Over spring break, I headed downtown from my Baltimore hotel for the International Conference on Infant Studies where I’d be presenting a poster on my summer monkey research. A few minutes en route, the drizzly mid-morning was pierced by collective chants emanating mysteriously from behind a skyscraper.

At first glance unconcerned with their lack of visibility — actually, pushed from the road to a back alley by the police — 30 or so local workers marched ovally in step, carrying pickets on behalf of the Mid-Atlantic Regional Council of Carpenters. Apparently, local employers pseudo-privately contract cheap immigrant labor, allowing them to avert costly payroll taxes and drive down wages for unionized workers.

For a moment, I got to chat with one of the protesters about organized labor in Baltimore and New Haven. The conditions are similar: big money meets sympathetic city machine meets large local labor supply. Yet despite our nods, our stakes were blatantly different. He’d be there all day.
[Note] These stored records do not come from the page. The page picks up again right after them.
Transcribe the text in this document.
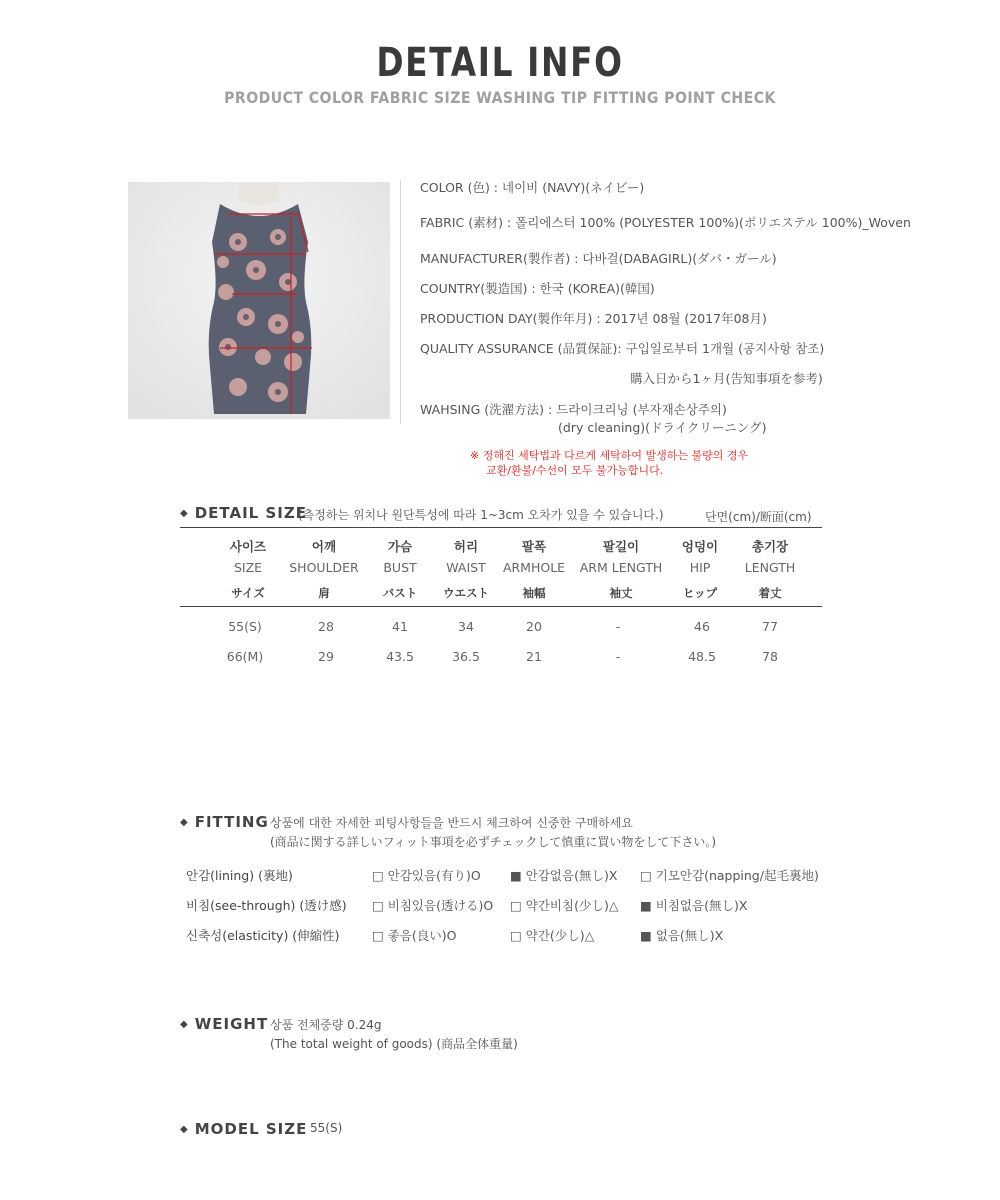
DETAIL INFO
PRODUCT COLOR FABRIC SIZE WASHING TIP FITTING POINT CHECK
COLOR (色) : 네이비 (NAVY)(ネイビー)
FABRIC (素材) : 폴리에스터 100% (POLYESTER 100%)(ポリエステル 100%)_Woven
MANUFACTURER(製作者) : 다바걸(DABAGIRL)(ダバ・ガール)
COUNTRY(製造国) : 한국 (KOREA)(韓国)
PRODUCTION DAY(製作年月) : 2017년 08월 (2017年08月)
QUALITY ASSURANCE (品質保証): 구입일로부터 1개월 (공지사항 참조)
購入日から1ヶ月(告知事項を参考)
WAHSING (洗濯方法) : 드라이크리닝 (부자재손상주의)
(dry cleaning)(ドライクリーニング)
※ 정해진 세탁법과 다르게 세탁하여 발생하는 불량의 경우
교환/환불/수선이 모두 불가능합니다.
◆ DETAIL SIZE
(측정하는 위치나 원단특성에 따라 1~3cm 오차가 있을 수 있습니다.)	단면(cm)/断面(cm)
사이즈	어깨	가슴	허리	팔폭	팔길이	엉덩이	총기장
SIZE	SHOULDER	BUST	WAIST	ARMHOLE	ARM LENGTH	HIP	LENGTH
サイズ	肩	バスト	ウエスト	袖幅	袖丈	ヒップ	着丈
55(S)	28	41	34	20	-	46	77
66(M)	29	43.5	36.5	21	-	48.5	78
◆ FITTING 상품에 대한 자세한 피팅사항들을 반드시 체크하여 신중한 구매하세요
(商品に関する詳しいフィット事項を必ずチェックして慎重に買い物をして下さい。)
안감(lining) (裏地)	□ 안감있음(有り)O ■ 안감없음(無し)X □ 기모안감(napping/起毛裏地)
비침(see-through) (透け感) □ 비침있음(透ける)O □ 약간비침(少し)△ ■ 비침없음(無し)X
신축성(elasticity) (伸縮性)	□ 좋음(良い)O	□ 약간(少し)△	■ 없음(無し)X
◆ WEIGHT 상품 전체중량 0.24g
(The total weight of goods) (商品全体重量)
◆ MODEL SIZE 55(S)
I, an activist part-time, was on my way to schmooze about social cognition.

I don’t think it’s useful to dichotomize academia and the “real world,” or discourse and action. Research and debate provide meaning and value to the world of the academic, just like labor organizing and firefighting do for their practitioners. Academic psychology is a practice — a culture — with unique rituals, exemplars of success, norms of right and wrong and community. Adapting Pericles, David Lewkowicz, president of the International Society on Infant Studies, likens scholars to citizens: A scholar who fails to provoke debate is not a quiet scholar but a useless scholar.

But though each of us operates in different spheres with different sets of values, we live in the same political world with the same economic crises, workplace inequities and corporate power-grabs. In that light, I’m wary of the sort of armchair political culture that academic discourse breeds.
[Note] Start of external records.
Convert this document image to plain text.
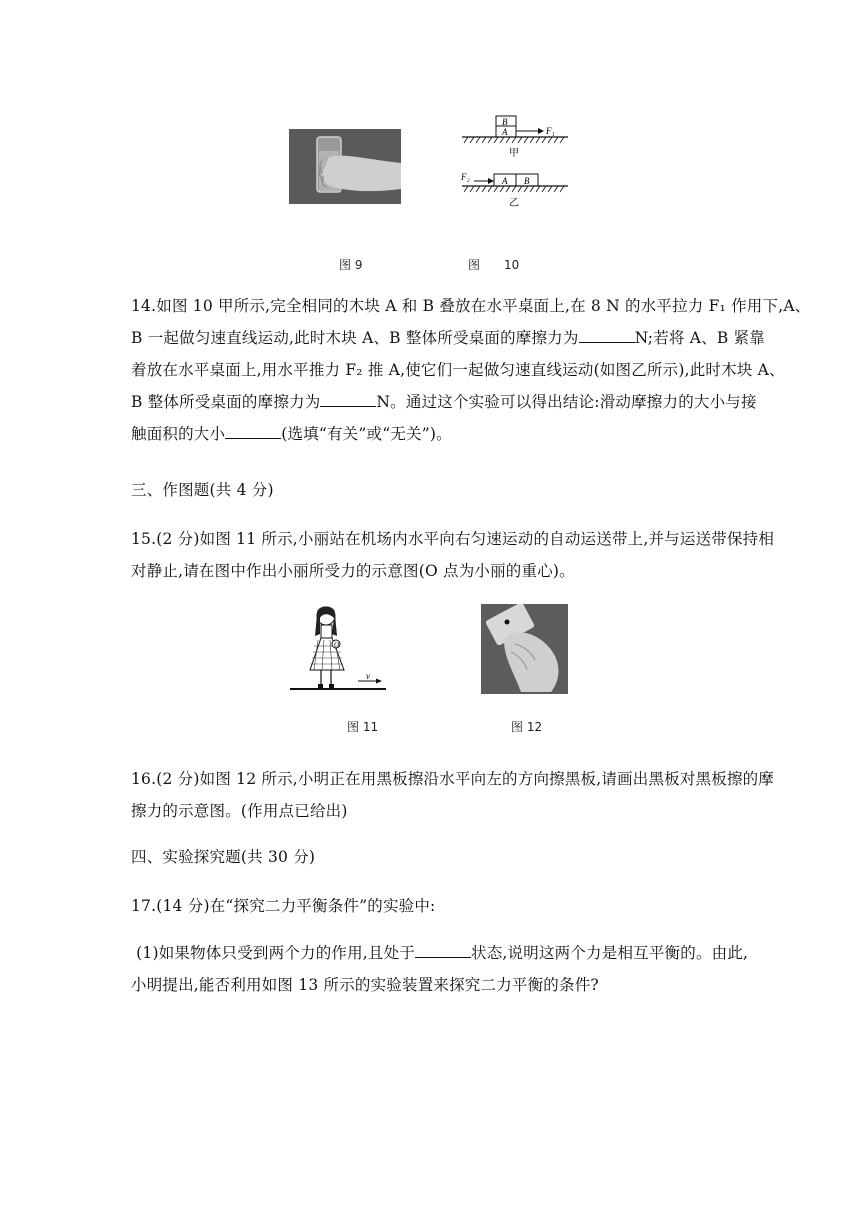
图 9
B
A	F₁
甲
F₂	A B
乙
图　　10
14.如图 10 甲所示,完全相同的木块 A 和 B 叠放在水平桌面上,在 8 N 的水平拉力 F₁ 作用下,A、
B 一起做匀速直线运动,此时木块 A、B 整体所受桌面的摩擦力为	N;若将 A、B 紧靠
着放在水平桌面上,用水平推力 F₂ 推 A,使它们一起做匀速直线运动(如图乙所示),此时木块 A、
B 整体所受桌面的摩擦力为	N。通过这个实验可以得出结论:滑动摩擦力的大小与接
触面积的大小	(选填“有关”或“无关”)。
三、作图题(共 4 分)
15.(2 分)如图 11 所示,小丽站在机场内水平向右匀速运动的自动运送带上,并与运送带保持相
对静止,请在图中作出小丽所受力的示意图(O 点为小丽的重心)。
O
v
图 11	图 12
16.(2 分)如图 12 所示,小明正在用黑板擦沿水平向左的方向擦黑板,请画出黑板对黑板擦的摩
擦力的示意图。(作用点已给出)
四、实验探究题(共 30 分)
17.(14 分)在“探究二力平衡条件”的实验中:
(1)如果物体只受到两个力的作用,且处于	状态,说明这两个力是相互平衡的。由此,
小明提出,能否利用如图 13 所示的实验装置来探究二力平衡的条件?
Consider Steven Pinker, Harvard cognitive scientist and currently among the most public of American intellectuals. It’s no surprise that Pinker is a libertarian; negative liberty is an ideological construct as abstract as the principles of cognition that he and his colleagues seek to uncover. I toyed with the ideology myself — before living in New Haven and meeting the stare of institutionalized poverty. If you like “How the Mind Works” and don’t watch your step, you’re holding hands with laissez-faire fetishists who speak “for the people” but ignore the actual problems that the “free market” imposes on the socioeconomically disadvantaged.
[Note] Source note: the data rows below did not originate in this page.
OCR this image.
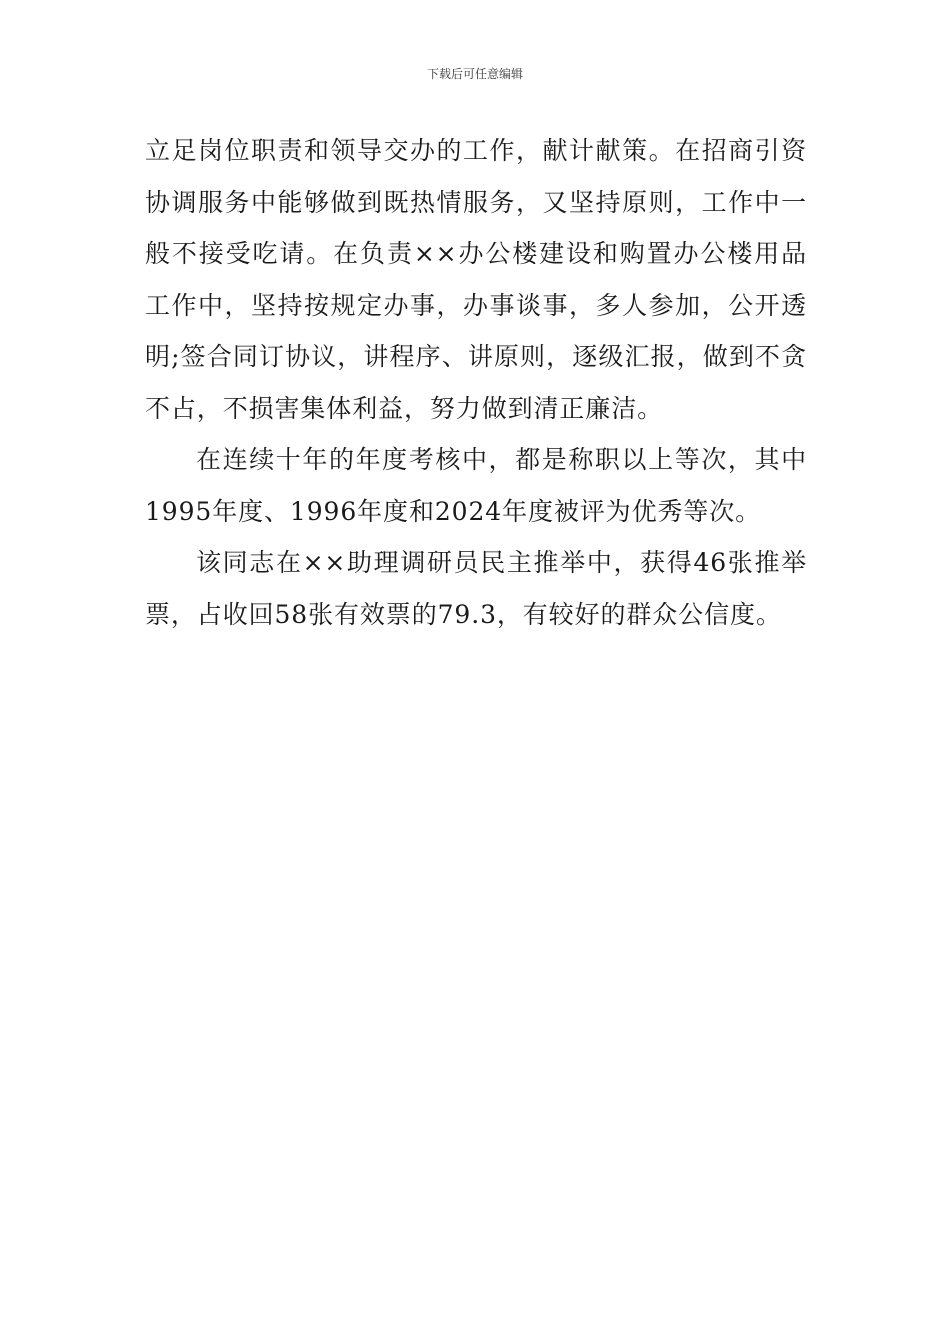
下载后可任意编辑
立足岗位职责和领导交办的工作，献计献策。在招商引资
协调服务中能够做到既热情服务，又坚持原则，工作中一
般不接受吃请。在负责××办公楼建设和购置办公楼用品
工作中，坚持按规定办事，办事谈事，多人参加，公开透
明;签合同订协议，讲程序、讲原则，逐级汇报，做到不贪
不占，不损害集体利益，努力做到清正廉洁。
在连续十年的年度考核中，都是称职以上等次，其中
1995年度、1996年度和2024年度被评为优秀等次。
该同志在××助理调研员民主推举中，获得46张推举
票，占收回58张有效票的79.3，有较好的群众公信度。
The academic left is equally guilty of diverting attention from the real problems of the world. As Richard Rorty argues in “Achieving Our Country,” if labor strikes and legislation are the means of change, then postmodernist lamentations of totalizing power, “late capitalism” and America-as-Disneyland only motivate inaction.

These dangers of armchair ethics are visible in political discourse. In “Rules for Radicals,” Saul Alinsky writes, “The means-and-ends moralists, constantly obsessed with the ethics of the means used by the Have-Nots against the Haves … are passive — but real — allies of the Haves.” In that vein, Republicans have complained that the Employee Free Choice Act, which would replace private votes on unionization with a card-check system, will restrict “democracy,” even though its primary purpose is to give workers increased leverage. More recently, right-wing politicos caviled about the “deem and pass” strategy once considered by House Democrats as a way to pass the Senate’s version of the health care bill without bringing it up for a vote.

The more abstract our academic and political discourse gets, the less attuned we become to the concrete problems facing our society and the less likely we are to try to solve them. We shouldn’t feel guilty about being academics, less so philosophical debaters or students at Yale. But we should recognize that our political opinions will be informed by what we see and do in the world, and that the lab, armchair and debate hall only show us and allow us to do so much.

Ivan Pavlov, the father of classical conditioning, once scolded an assistant for showing up late amid the street riots of the Bolshevik Revolution: “What difference does that make when you’ve work to do in the laboratory? Next time there’s a revolution, get up earlier!”

Or, stop and check it out, and then sprint to work. If only for a few minutes, the revolution needs you!

James Cersonsky is a junior in Timothy Dwight College.